A short Twitter discussion later, I decided to give devpi a try and write down my findings. Maybe they can contribute to improving devpi’s docs and demonstrate how easy it is to use.

This is what I was trying to achieve with devpi:

  • Mirror and cache PyPI
  • Extend PyPI with an index for internal stable packages
  • Extend the stable index with a staging index for experimental new features
  • No free registration for users
  • Only a single, authorized user (our GitLab CI)
  • Use standard tools (pip, twine, …) as much as possible

Installation

Devpi consists of a server, a command line client and a web front-end. The meta package devpi installs them all:

$ mkvirtualenv devpi
$ pip install devpi
...
Installing collected packages: ...
Successfully installed ...

Setting up the server

Devpi uses SQLite to store its data, so we don’t need to setup a database (you can use PostgreSQL though, if you want).
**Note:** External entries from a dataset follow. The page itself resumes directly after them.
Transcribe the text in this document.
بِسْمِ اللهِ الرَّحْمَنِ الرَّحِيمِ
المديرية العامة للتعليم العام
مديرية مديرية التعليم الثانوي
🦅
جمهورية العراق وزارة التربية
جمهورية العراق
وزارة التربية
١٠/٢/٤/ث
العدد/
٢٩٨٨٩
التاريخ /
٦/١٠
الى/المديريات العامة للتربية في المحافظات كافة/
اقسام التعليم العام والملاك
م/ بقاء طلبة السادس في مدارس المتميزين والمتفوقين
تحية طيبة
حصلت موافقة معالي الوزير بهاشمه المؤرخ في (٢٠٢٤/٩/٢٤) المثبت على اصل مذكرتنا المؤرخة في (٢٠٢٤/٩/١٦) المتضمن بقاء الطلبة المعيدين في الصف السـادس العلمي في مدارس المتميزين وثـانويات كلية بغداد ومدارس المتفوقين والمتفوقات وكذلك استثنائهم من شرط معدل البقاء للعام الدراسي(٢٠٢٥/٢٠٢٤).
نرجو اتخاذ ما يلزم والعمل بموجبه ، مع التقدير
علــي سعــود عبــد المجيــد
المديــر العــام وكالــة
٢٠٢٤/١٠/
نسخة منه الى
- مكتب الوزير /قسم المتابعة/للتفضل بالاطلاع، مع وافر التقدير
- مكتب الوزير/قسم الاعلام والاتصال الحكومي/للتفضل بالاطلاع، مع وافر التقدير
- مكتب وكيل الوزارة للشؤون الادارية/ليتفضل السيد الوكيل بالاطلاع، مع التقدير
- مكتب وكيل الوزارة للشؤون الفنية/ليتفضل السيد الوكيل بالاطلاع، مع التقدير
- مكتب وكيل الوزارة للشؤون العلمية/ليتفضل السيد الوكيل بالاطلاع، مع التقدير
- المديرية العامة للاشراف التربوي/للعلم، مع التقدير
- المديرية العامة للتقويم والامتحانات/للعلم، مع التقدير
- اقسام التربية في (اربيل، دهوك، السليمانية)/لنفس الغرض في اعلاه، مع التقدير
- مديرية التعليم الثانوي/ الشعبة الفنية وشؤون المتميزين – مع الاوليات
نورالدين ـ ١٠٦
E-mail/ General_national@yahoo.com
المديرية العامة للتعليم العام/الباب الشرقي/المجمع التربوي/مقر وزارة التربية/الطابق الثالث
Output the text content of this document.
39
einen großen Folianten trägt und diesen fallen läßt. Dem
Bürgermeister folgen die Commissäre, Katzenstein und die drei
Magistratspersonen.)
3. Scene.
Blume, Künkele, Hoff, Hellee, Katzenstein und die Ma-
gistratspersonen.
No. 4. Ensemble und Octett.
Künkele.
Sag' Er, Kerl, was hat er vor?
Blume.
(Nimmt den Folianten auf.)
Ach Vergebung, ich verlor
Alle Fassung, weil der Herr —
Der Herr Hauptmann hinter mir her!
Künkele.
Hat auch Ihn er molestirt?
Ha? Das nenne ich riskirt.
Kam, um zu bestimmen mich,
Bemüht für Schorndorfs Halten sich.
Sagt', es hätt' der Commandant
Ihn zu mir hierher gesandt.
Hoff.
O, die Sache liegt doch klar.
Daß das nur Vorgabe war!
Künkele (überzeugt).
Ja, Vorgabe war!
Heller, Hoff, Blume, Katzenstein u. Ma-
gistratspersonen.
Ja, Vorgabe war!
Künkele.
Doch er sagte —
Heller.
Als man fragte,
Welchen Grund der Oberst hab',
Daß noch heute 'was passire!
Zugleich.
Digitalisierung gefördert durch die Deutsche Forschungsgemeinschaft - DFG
When you start the devpi-server for the first time, you need to pass the --init option. You an also specify where it should store its data (the default is ~/.devpi):

$ devpi-server --serverdir=/tmp/devpi --init
...

If you don’t use the standard location, you must set the --serverdir option every time you start the server.

User management

We can now set a password for the root user and allow only root to create new users:

$ devpi-server --serverdir=/tmp/devpi --passwd root
enter password for root:
repeat password for root:

$ devpi-server --serverdir=/tmp/devpi --restrict-modify=root --start
...
starting background devpi-server at http://localhost:3141
...

Like the --serverdir option, you must always pass --restrict-modify=root when you start the server.
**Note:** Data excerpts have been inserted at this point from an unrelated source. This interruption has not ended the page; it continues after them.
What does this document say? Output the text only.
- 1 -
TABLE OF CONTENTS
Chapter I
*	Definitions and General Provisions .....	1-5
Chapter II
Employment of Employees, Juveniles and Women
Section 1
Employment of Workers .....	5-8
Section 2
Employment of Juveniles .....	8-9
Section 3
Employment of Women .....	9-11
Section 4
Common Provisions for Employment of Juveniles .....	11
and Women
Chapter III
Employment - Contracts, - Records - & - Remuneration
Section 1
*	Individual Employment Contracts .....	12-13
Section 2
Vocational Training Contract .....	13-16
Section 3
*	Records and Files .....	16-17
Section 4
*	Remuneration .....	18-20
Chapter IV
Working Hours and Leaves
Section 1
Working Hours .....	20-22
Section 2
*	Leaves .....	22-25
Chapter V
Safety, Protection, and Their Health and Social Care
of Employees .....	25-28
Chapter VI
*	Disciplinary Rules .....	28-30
Once the server is running, we can use the devpi client devpi to create an additional user named packages. Prior to that, tell the devpi client on which server we want to operate with the following commands:

$ devpi use http://localhost:3141
...

$ devpi login root
password for user root:
logged in 'root', credentials valid for 10.00 hours

$ devpi user -c packages email=packaging@company.com password=packages
user created: packages

$ devpi user -l
packages
root

Package indexes

By default, devpi creates an index called root/pypi. It serves as a proxy and cache for PyPI and you can’t upload your own packages to it.

However, devpi supports index inheritance: We can create our stable index in the packages namespace and set root/pypi as base. If we query packages/stable, devpi first searches this index and than falls back to root/pypi if it can’t find the package on the first index.
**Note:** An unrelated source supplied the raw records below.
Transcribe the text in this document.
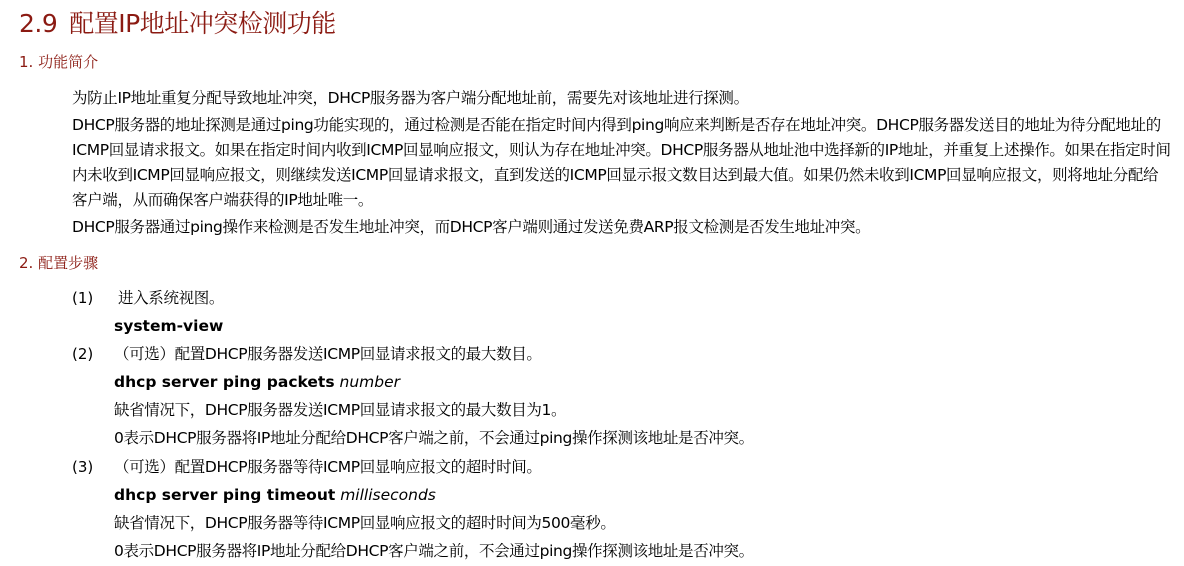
2.9 配置IP地址冲突检测功能
1. 功能简介
为防止IP地址重复分配导致地址冲突，DHCP服务器为客户端分配地址前，需要先对该地址进行探测。
DHCP服务器的地址探测是通过ping功能实现的，通过检测是否能在指定时间内得到ping响应来判断是否存在地址冲突。DHCP服务器发送目的地址为待分配地址的ICMP回显请求报文。如果在指定时间内收到ICMP回显响应报文，则认为存在地址冲突。DHCP服务器从地址池中选择新的IP地址，并重复上述操作。如果在指定时间内未收到ICMP回显响应报文，则继续发送ICMP回显请求报文，直到发送的ICMP回显示报文数目达到最大值。如果仍然未收到ICMP回显响应报文，则将地址分配给客户端，从而确保客户端获得的IP地址唯一。
DHCP服务器通过ping操作来检测是否发生地址冲突，而DHCP客户端则通过发送免费ARP报文检测是否发生地址冲突。
2. 配置步骤
(1) 进入系统视图。
system-view
(2) （可选）配置DHCP服务器发送ICMP回显请求报文的最大数目。
dhcp server ping packets number
缺省情况下，DHCP服务器发送ICMP回显请求报文的最大数目为1。
0表示DHCP服务器将IP地址分配给DHCP客户端之前，不会通过ping操作探测该地址是否冲突。
(3) （可选）配置DHCP服务器等待ICMP回显响应报文的超时时间。
dhcp server ping timeout milliseconds
缺省情况下，DHCP服务器等待ICMP回显响应报文的超时时间为500毫秒。
0表示DHCP服务器将IP地址分配给DHCP客户端之前，不会通过ping操作探测该地址是否冲突。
$ devpi index -c packages/stable bases=root/pypi volatile=False
http://localhost:3141/packages/stable:
  type=stage
  bases=root/pypi
  volatile=False
  acl_upload=packages
  mirror_whitelist=
  pypi_whitelist=

Similarly, our staging index can inherit stable. Devpi will than search packages/staging, packages/stable and finally root/pypi for packages:

$ devpi index -c company/staging bases=company/stable volatile=True
http://localhost:3141/company/staging:
  type=stage
  bases=company/stable
  volatile=True
  acl_upload=company
  mirror_whitelist=
  pypi_whitelist=

The volatile=True option lets us perform destructive actions on the index (like overriding or deleting packages).

Install packages

Let’s use our devpi to load a public package from PyPI:

$ pip install -i http://localhost:3141/company/stable click
Collecting click
  Downloading http://localhost:3141/root/pypi/+f/5e7/a4e296b3212da/click-6.7-py2.py3-none-any.whl (71kB)
Installing collected packages: click
Successfully installed click-6.7

We can also configure pip to use our devpi as default index:

[global]
index-url = http://localhost:3141/company/stable

Upload packages

You can build and upload packages with your usual workflow. Just add devpi to your ~/.pypirc (Do not store passwords in there!):

[distutils]
index-servers =
    devpi-stable
    devpi-staging

[devpi-stable]
repository = http://localhost:3141/packages/stable/
username = packages

[devpi-staging]
repository = http://localhost:3141/packages/staging/
username = packages

Now we can build some dists:

$ cd ~/Projects/simpy
$ python setup.py sdist bdist_wheel
...

And upload them:

$ pip install twine
...
Installing collected packages: ...
Successfully installed ...

$ twine upload -r devpi-stable dist/*
Uploading distributions to http://localhost:3141/packages/stable/
Enter your password:
Uploading simpy-3.0.10-py2.py3-none-any.whl
Uploading simpy-3.0.10.tar.gz

Congratulation!

You can now install your own packages from your own packages index:

$ pip install simpy
Collecting simpy
  Downloading simpy-3.0.10-py2.py3-none-any.whl
Installing collected packages: simpy
Successfully installed simpy-3.0.10

Devpi’s docs may appear a bit confusing and look a little demure, but devpi itself is actually really easy to setup and use — and powerful at the same time!